After successful 2014 campaigns, both Williams and Mercedes will be hoping to hit the ground running in Jerez and start as they mean to go on in 2015.

Jack Miller wins MotoGP Japanese Grand Prix as Fabio Quartararo stops his points slide

0 Comments

Jack Miller ran away with the MotoGP Japanese Grand Prix at Motegi as Fabio Quartararo stopped his downward slide in the championship when a last-lap accident from his closest rival in the standings caused Francesco Bagnaia to score zero points.

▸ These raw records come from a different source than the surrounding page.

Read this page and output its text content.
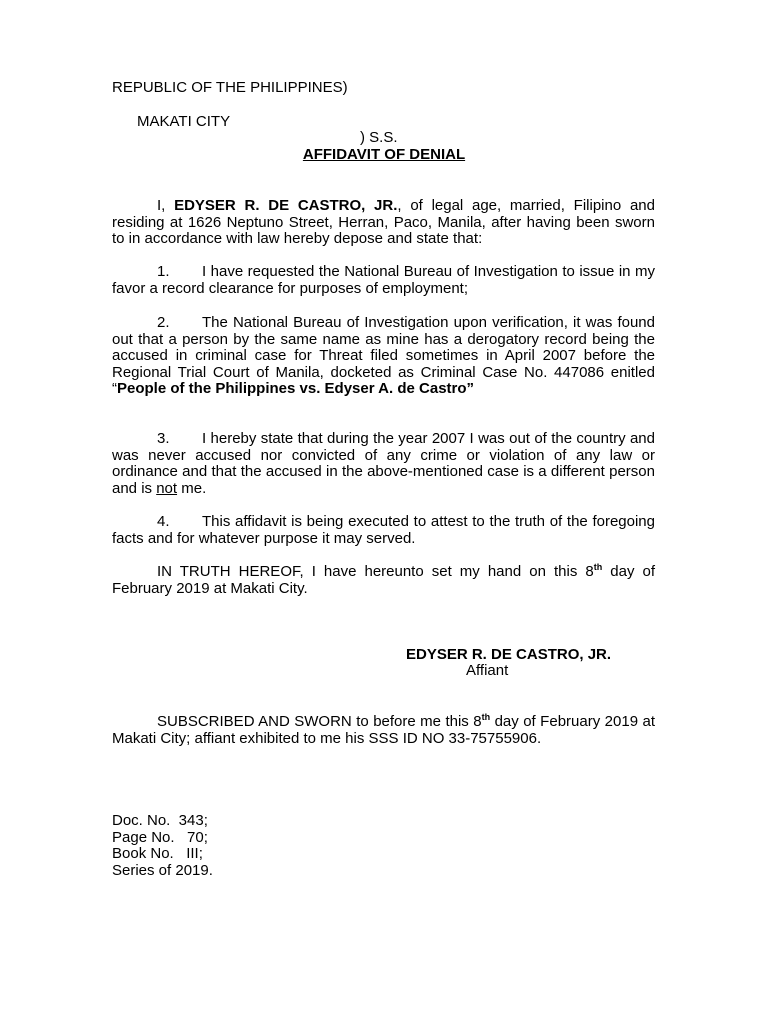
REPUBLIC OF THE PHILIPPINES)

MAKATI CITY

) S.S.

AFFIDAVIT OF DENIAL
I, EDYSER R. DE CASTRO, JR., of legal age, married, Filipino and residing at 1626 Neptuno Street, Herran, Paco, Manila, after having been sworn to in accordance with law hereby depose and state that:
1. I have requested the National Bureau of Investigation to issue in my favor a record clearance for purposes of employment;
2. The National Bureau of Investigation upon verification, it was found out that a person by the same name as mine has a derogatory record being the accused in criminal case for Threat filed sometimes in April 2007 before the Regional Trial Court of Manila, docketed as Criminal Case No. 447086 enitled “People of the Philippines vs. Edyser A. de Castro”
3. I hereby state that during the year 2007 I was out of the country and was never accused nor convicted of any crime or violation of any law or ordinance and that the accused in the above-mentioned case is a different person and is not me.
4. This affidavit is being executed to attest to the truth of the foregoing facts and for whatever purpose it may served.
IN TRUTH HEREOF, I have hereunto set my hand on this 8th day of February 2019 at Makati City.
EDYSER R. DE CASTRO, JR.
Affiant
SUBSCRIBED AND SWORN to before me this 8th day of February 2019 at Makati City; affiant exhibited to me his SSS ID NO 33-75755906.
Doc. No.  343;
Page No.   70;
Book No.   III;
Series of 2019.
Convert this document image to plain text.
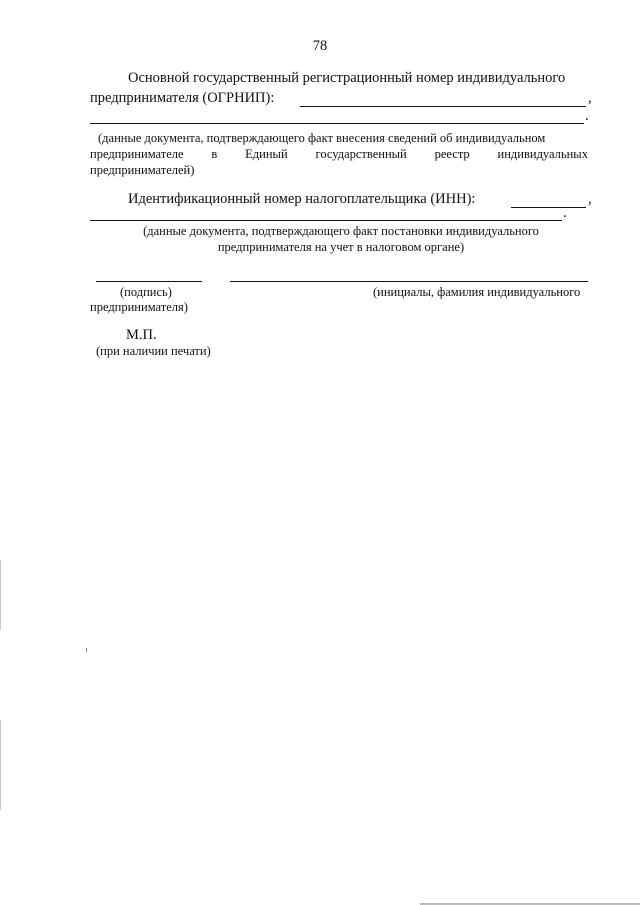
78
Основной государственный регистрационный номер индивидуального
предпринимателя (ОГРНИП):	,
.
(данные документа, подтверждающего факт внесения сведений об индивидуальном
предпринимателе в Единый государственный реестр индивидуальных
предпринимателей)
Идентификационный номер налогоплательщика (ИНН):	,
.
(данные документа, подтверждающего факт постановки индивидуального
предпринимателя на учет в налоговом органе)
(подпись)	(инициалы, фамилия индивидуального
предпринимателя)
М.П.
(при наличии печати)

Starting seventh, Miller quickly made his way forward. He was second at the end of two laps. One lap later, he grabbed the lead from Jorge Martin. Once in the lead, Miller posted three consecutive fastest laps and was never seriously challenged. It was Australian native Miller’s first race win of the season and his sixth podium finish.

The proximity to his home turf was not lost.

“I can ride a motorcycle sometimes,” Miller said in NBC Sports’ post-race coverage. “I felt amazing all weekend since I rolled out on the first practice. It feels so awesome to be racing on this side of the world.

“What an amazing day. It’s awesome; we have the home Grand Prix coming up shortly. Wedding coming up in a couple of weeks. I’m over the moon; can’t thank everyone enough.”

Miller beat Brad Binder to the line by 3.4 seconds with third-place Jorge Martin finishing about one second behind.

But the center of the storm was located just inside the top 10 as both Quartararo and Bagnaia started deep in the field.

Quartararo was on the outside of row three in ninth with Bagnaia one row behind in 12th. Neither rider moved up significantly, but the championship continued to be of primary importance as Bagnaia put in a patented late-race charge to settle onto Quartararo’s back tire, which would have allowed the championship leader to gain only a single point.

On the final lap, Bagnaia charged just a little too hard and crashed under heavy braking, throwing away the seven points he would have earned for a ninth-place finish.

The day was even more dramatic for the rider who entered the MotoGP Japanese Grand Prix third in the standings. On the sighting lap, Aleix Espargaro had an alarm sound, so he peeled off into the pits, dropped his primary bike and jumped aboard the backup. Starting from pit lane, he trailed the field and was never able to climb into the points. An undisclosed electronic problem was the culprit.

For Quartararo, gaining eight points on the competition was more than a moral victory. This was a track on which he expected to run moderately, and he did, but the problems for his rivals gives him renewed focus with four rounds remaining.

Next week, the series heads to Thailand and then Miller’s home track of Phillip Island in Australia. They will close out the Pacific Rim portion of the schedule before heading to Spain for the finale in early November.

It would appear team orders are not in play among the Ducati riders. Last week’s winner Enea Bastianini made an aggressive early move on Bagnaia for position before the championship contender wrestled the spot back.

In his second race back following arm surgery, Marc Marquez won the pole. His last pole was more than 1,000 days ago on this same track in 2019, the last time the series competed at Motegi. Marquez slipped to fifth in the middle stages of the race, before regaining a position to finish just off the podium.

In Moto2 competition, Ai Ogura beat Augusto Fernandez to close the gap in that championship to two points. Fernandez holds the scant lead. Alonso Lopez rounded out the podium.

Both American riders, Cameron Beaubier and Joe Roberts finished just outside the top 10 in 11th and 12th respectively.